Other treatments include oral appliances that you get fitted for by your dentist. You fit the appliance into your mouth at night, and it pulls your lower jaw forward so the airway doesn’t collapse while you’re sleeping. That’s a reasonable treatment option for people who are young and thin and generally have mild sleep apnea.

There are also a lot of surgeries, such as a maxillomandibular advancement surgery, which is a pretty big surgery where they cut your jaw and advance it—up to a centimeter sometimes—to open up the airway in the back. Tonsillectomy and adenoidectomy are actually mainstay treatments for children with sleep apnea—generally not for adults.

A newer form of therapy is upper airway stimulation. It’s like a pacemaker for the tongue, essentially. But it’s not a therapy for everyone—there are specific criteria and a specific population who would benefit from that.

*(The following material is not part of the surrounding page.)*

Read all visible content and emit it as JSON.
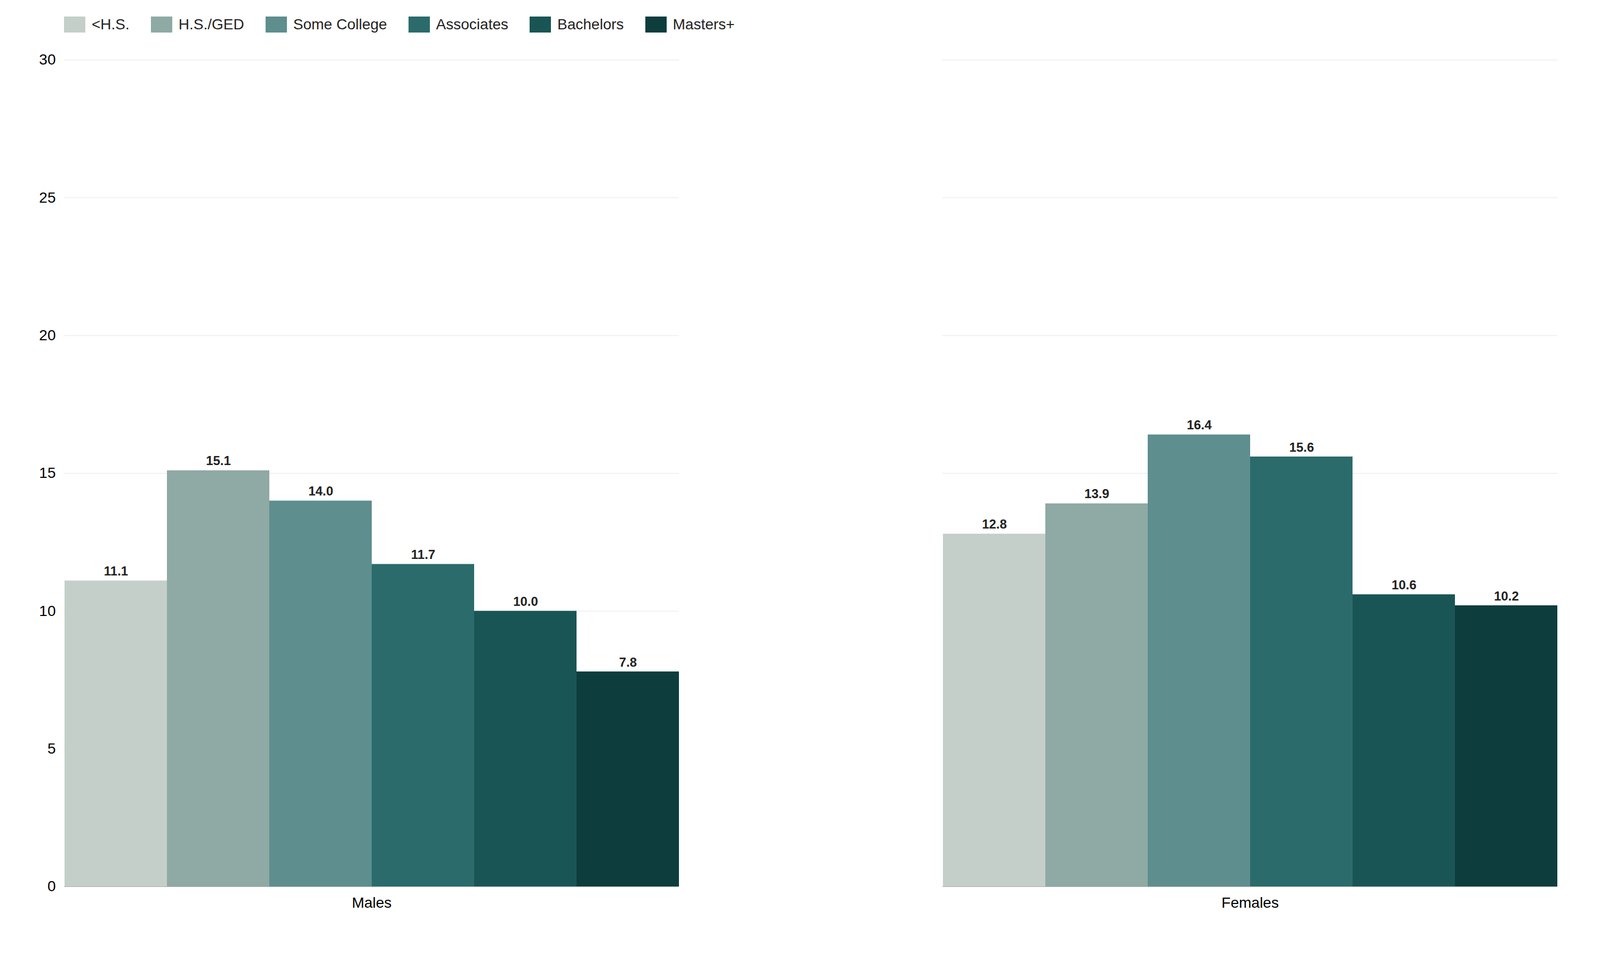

And not all sleep apnea needs to be treated. We know that sleep apnea is associated with cardiovascular disease and risks. What we don’t know is how much CPAP therapy benefits [people or who will benefit from it]. So even if you’re diagnosed with sleep apnea, it doesn’t automatically mean that you go to CPAP therapy. You’d have a discussion with your doctor about [questions such as] “How symptomatic are you? What kind of cardiovascular risks do you have? How severe is your sleep apnea?” Based on these things, your doctor will decide if you would benefit from treatment or not.

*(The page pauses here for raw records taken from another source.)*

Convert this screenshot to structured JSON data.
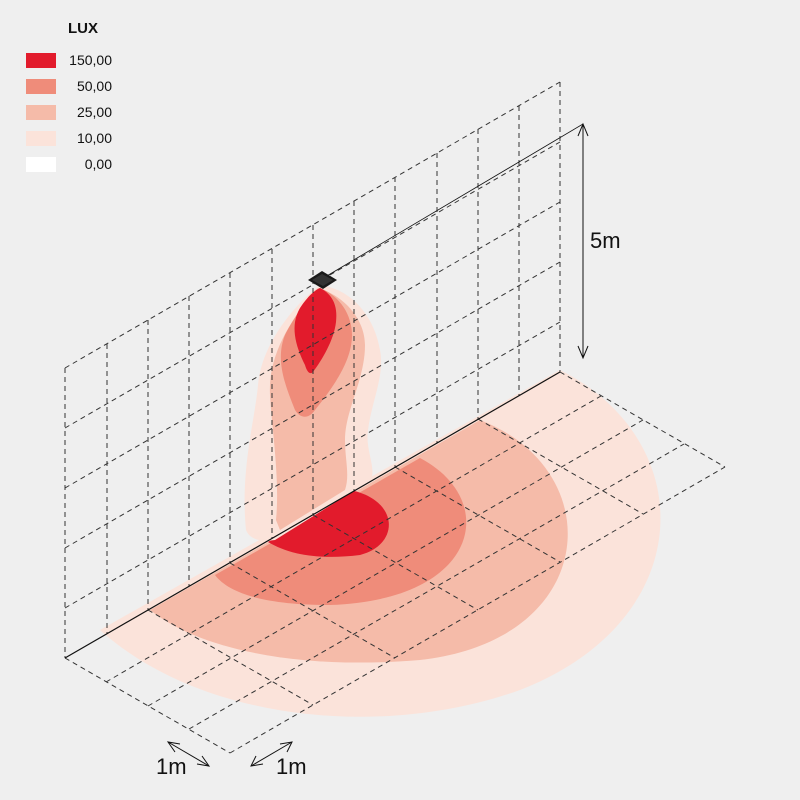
{
  "legend": {
    "title": "LUX",
    "levels": [
      {
        "value": "150,00",
        "color": "#e21b2c"
      },
      {
        "value": "50,00",
        "color": "#ef8c7a"
      },
      {
        "value": "25,00",
        "color": "#f5bba9"
      },
      {
        "value": "10,00",
        "color": "#fbe3da"
      },
      {
        "value": "0,00",
        "color": "#ffffff"
      }
    ]
  },
  "dimensions": {
    "height": "5m",
    "grid_x": "1m",
    "grid_y": "1m"
  },
  "colors": {
    "background": "#efefef",
    "grid_line": "#333333",
    "fixture": "#1a1a1a"
  }
}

How do CPAP machines work? 

They’re basically reverse vacuum cleaners. They have a motor that generates positive pressure that’s transmitted via a tube and a mask into the pharyngeal space. And it acts like a pneumatic splint, and it just holds open the airway, so it doesn’t collapse.

How easy is it to get a CPAP machine?

They’re very accessible: if you’re diagnosed with sleep apnea, and you meet specific criteria from an insurance perspective, then it’s easy to prescribe and obtain one.

It is somewhat difficult for patients to keep their CPAP or get renewed supplies, because for insurance, you sometimes have to meet these metrics of using it at least four hours a night for 70 percent of nights for 30 days consecutively. It’s kind of tough because a lot of people don’t take to CPAP right away. Some people do—like first night, they love it; it’s the best sleep of their life. But other people, it takes some time to get used to it, because this machine on your face is blowing pressure. It’s a foreign sensation.

What should people do if they think they might have sleep apnea?

They should definitely discuss it with their doctor, who can further screen and evaluate their symptoms and decide if they are at risk for it and then refer them for a sleep study.